Precession of the equinoxes: does it change your sign?
Earth slowly wobbles like a spinning top. This wobble is called precession. Over long periods, precession shifts the backdrop of stars behind the Sun at the equinoxes. Astronomers track that shift for navigation and timekeeping. Astrologers may handle it in their own systems. Either way, precession does not force NASA—or anyone—to change your personal birth sign, because astronomy and astrology use different rules.
A simple picture
- Precession is a slow, natural wobble of Earth’s axis.

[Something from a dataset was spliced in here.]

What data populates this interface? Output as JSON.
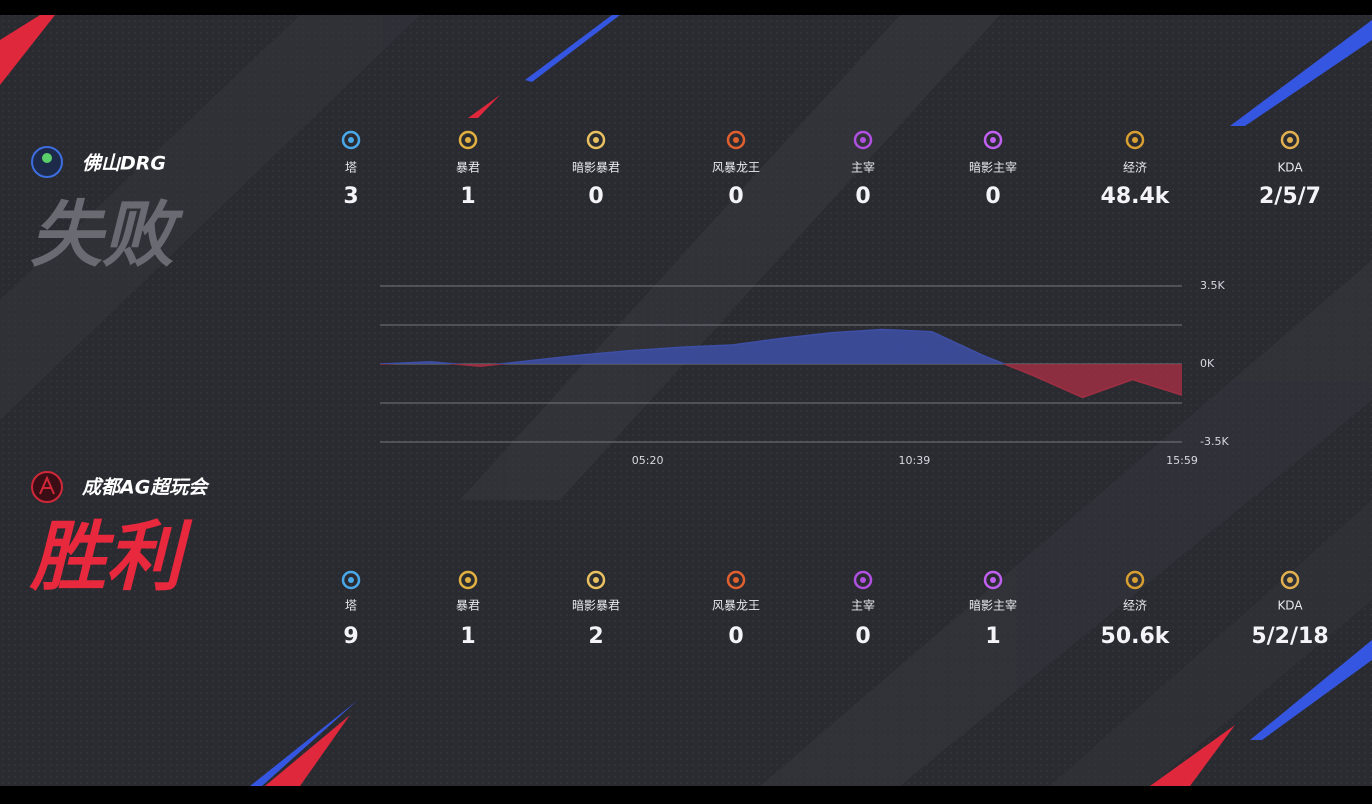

- It changes where constellations appear over millennia.
- It matters to astronomy and calendars, but it does not mean NASA updates horoscopes.
Limits of the NASA zodiac debate and evidence
This topic is not a scientific dispute; it is a media misunderstanding. The evidence is clear about two points: which constellations the Sun crosses, and the difference between astronomy and astrology. There is no experiment that can validate horoscope predictions the way we test a physics claim. That is why NASA frames astrology as culture, not science.
NASA – Constellations and the calendar – 2016
NASA stated that it did not change any zodiac signs and simply did the math. The post explains that the Babylonians used 12 signs even though the Sun crosses 13 constellations, including Ophiuchus.
NASA Space Place – What are constellations? – 2016 (living page)
A NASA kids’ page explains astronomy vs astrology in plain language, noting that astrology is a belief system, not a science.
Reuters – False posts about NASA changing the zodiac resurface – 2021
A fact‑check confirms that social media claims about NASA “adding a 13th sign” are false. The piece cites NASA’s public statements.
CBS News – No, NASA has not discovered a new zodiac sign – 2020
A news report summarizes the rumor cycle and notes that NASA again clarified it had not created a new sign.
The Planetary Society – What is the difference between astronomy and astrology? – 2024
This explainer reviews the clear difference between a science and a belief system for general readers.